At his deposition, the witness could not remember the procedure. He could not remember the goat or the goat’s vein. He could not remember much about the day when the patented surgical technique was supposedly invented.

Despite his lack of recollection during his deposition, when he took the stand several months later at trial, the witness vividly recalled, and described for the jury, the events of that now-important day, right down to the way the goat’s vein responded to the treatment. He even spun a tale of self-sacrifice, describing how he recalled shielding a pregnant colleague from x-rays that were used during the procedure by interposing his body between her and the x-ray machine.

Under cross-examination, the witness of course was impeached by his testimony, at deposition, that he could not remember the events of that day. To rehabilitate the witness and explain his suddenly impeccable memory, opposing counsel conducted redirect. The witness testified during redirect that his discussions with counsel during his preparation for trial brought back the 13-year-old memories of shielding his pregnant colleague from harmful x-rays — which in turn triggered memories of the goat, the procedure and the effect of the procedure on the goat’s vein. After the witness finished reminiscing about heroically protecting his colleague, opposing counsel announced in open court that she, too, was expecting.
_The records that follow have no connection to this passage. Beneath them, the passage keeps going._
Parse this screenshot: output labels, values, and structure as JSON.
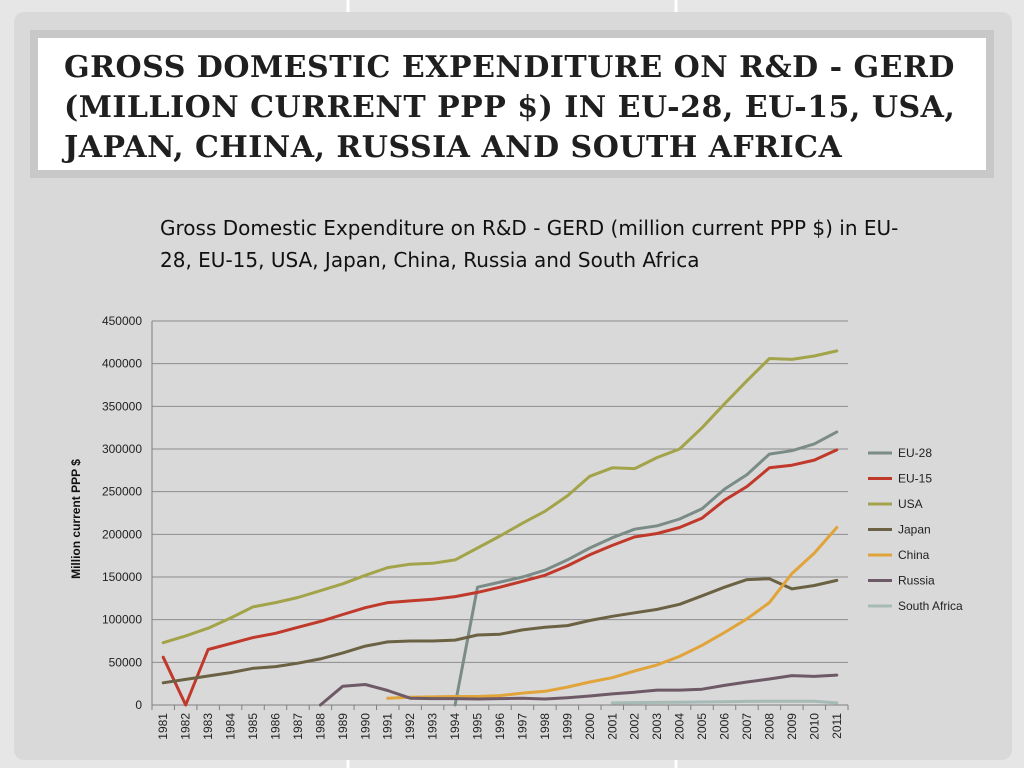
{
  "slide": {
    "title": "Gross Domestic Expenditure on R&D - GERD (million current PPP $) in EU-28, EU-15, USA, Japan, China, Russia and South Africa"
  },
  "chart_data": {
    "type": "line",
    "title": "Gross Domestic Expenditure on R&D - GERD (million current PPP $) in EU-28, EU-15, USA, Japan, China, Russia and South Africa",
    "xlabel": "",
    "ylabel": "Million current PPP $",
    "ylim": [
      0,
      450000
    ],
    "yticks": [
      0,
      50000,
      100000,
      150000,
      200000,
      250000,
      300000,
      350000,
      400000,
      450000
    ],
    "grid": true,
    "legend_position": "right",
    "categories": [
      "1981",
      "1982",
      "1983",
      "1984",
      "1985",
      "1986",
      "1987",
      "1988",
      "1989",
      "1990",
      "1991",
      "1992",
      "1993",
      "1994",
      "1995",
      "1996",
      "1997",
      "1998",
      "1999",
      "2000",
      "2001",
      "2002",
      "2003",
      "2004",
      "2005",
      "2006",
      "2007",
      "2008",
      "2009",
      "2010",
      "2011"
    ],
    "series": [
      {
        "name": "EU-28",
        "color": "#7b8c88",
        "values": [
          null,
          null,
          null,
          null,
          null,
          null,
          null,
          null,
          null,
          null,
          null,
          null,
          null,
          0,
          138000,
          144000,
          150000,
          158000,
          170000,
          184000,
          196000,
          206000,
          210000,
          218000,
          230000,
          253000,
          270000,
          294000,
          298000,
          306000,
          320000
        ]
      },
      {
        "name": "EU-15",
        "color": "#c0392b",
        "values": [
          56000,
          0,
          65000,
          72000,
          79000,
          84000,
          91000,
          98000,
          106000,
          114000,
          120000,
          122000,
          124000,
          127000,
          132000,
          138000,
          145000,
          152000,
          163000,
          176000,
          187000,
          197000,
          201000,
          208000,
          219000,
          240000,
          256000,
          278000,
          281000,
          287000,
          299000
        ]
      },
      {
        "name": "USA",
        "color": "#a3a34a",
        "values": [
          73000,
          81000,
          90000,
          102000,
          115000,
          120000,
          126000,
          134000,
          142000,
          152000,
          161000,
          165000,
          166000,
          170000,
          184000,
          198000,
          213000,
          227000,
          245000,
          268000,
          278000,
          277000,
          290000,
          300000,
          325000,
          353000,
          380000,
          406000,
          405000,
          409000,
          415000
        ]
      },
      {
        "name": "Japan",
        "color": "#6b6243",
        "values": [
          26000,
          30000,
          34000,
          38000,
          43000,
          45000,
          49000,
          54000,
          61000,
          69000,
          74000,
          75000,
          75000,
          76000,
          82000,
          83000,
          88000,
          91000,
          93000,
          99000,
          104000,
          108000,
          112000,
          118000,
          128000,
          138000,
          147000,
          148000,
          136000,
          140000,
          146000
        ]
      },
      {
        "name": "China",
        "color": "#e0a43a",
        "values": [
          null,
          null,
          null,
          null,
          null,
          null,
          null,
          null,
          null,
          null,
          8000,
          9000,
          9500,
          10000,
          10000,
          11000,
          14000,
          16000,
          21000,
          27000,
          32000,
          40000,
          47000,
          57000,
          70000,
          85000,
          101000,
          120000,
          154000,
          178000,
          208000
        ]
      },
      {
        "name": "Russia",
        "color": "#6e5a67",
        "values": [
          null,
          null,
          null,
          null,
          null,
          null,
          null,
          0,
          22000,
          24000,
          17000,
          8000,
          7500,
          7500,
          7000,
          7500,
          8000,
          7000,
          8500,
          10500,
          13000,
          15000,
          17500,
          17500,
          18500,
          23000,
          27000,
          30500,
          34500,
          33500,
          35000
        ]
      },
      {
        "name": "South Africa",
        "color": "#a6bab6",
        "values": [
          null,
          null,
          null,
          null,
          null,
          null,
          null,
          null,
          null,
          null,
          null,
          null,
          null,
          null,
          null,
          null,
          null,
          null,
          null,
          null,
          2500,
          2800,
          3000,
          3300,
          3500,
          3800,
          4200,
          4500,
          4500,
          4500,
          2500
        ]
      }
    ]
  }
}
Q: What does your trial prep routine consist of?

My trial prep begins when the case is filed. For example, to ensure that we are focused on the themes that will ultimately animate the trial, I work on my opening statement early in the case, and use it as a guide to the discovery process. Similarly, because I believe that trials are won and lost on cross-examination, I begin working on cross early. I develop an outline of how I plan to cross a witness before taking the witness’s deposition.

I ask the team to arrive at the trial site two full weeks in advance for “final” preparations. At the office, there are so many distractions, and we need enough time to polish the opening, our directs, crosses and demonstratives. By arriving early, we avoid (or at least minimize) the all-nighters and can be fresh and eager when it is time to select the jury.

Q: If you could give just one piece of advice to a lawyer on the eve of their first trial, what would it be?

Be yourself. Do not try to be the lawyer you think the jury expects, and do not try to mimic another attorney’s style, no matter how successful he or she is in court. You will be at your best when you are comfortable and natural. People — and juries are just people — relate to other people who are genuine. People don’t like artificiality.

Relatedly, while you should definitely be yourself, you should also be open to learning from many other people as you develop your own personal style. In addition to your mentors within your own firm, don’t forget opposing counsel! You are going to face off against many highly skilled opposing counsel in your career and they have much to teach you. The best lawyers are the best learners, those who are open to learning from everyone.

Q: Name a trial attorney, outside your own firm, who has impressed you and tell us why.

I tried a patent infringement case against Bill Bright of McCarter & English — who has since been elevated to the bench in Connecticut — early in my career. Bill demonstrated all of the skills and values of a great trial lawyer. He was extremely creative in the way that he framed the issues in that case for the jury. He was an aggressive advocate — I will never forget one thundering cross in which Bill displayed a perfectly-calibrated level of righteous indignation after our witness scored points with some late-breaking evidence. Bill also took seriously the obligation to work cooperatively and in a civil fashion with opposing counsel. At a time in my career when I was experiencing other opposing counsel who behaved differently, Bill’s attitude influenced me and helped shape my own approach.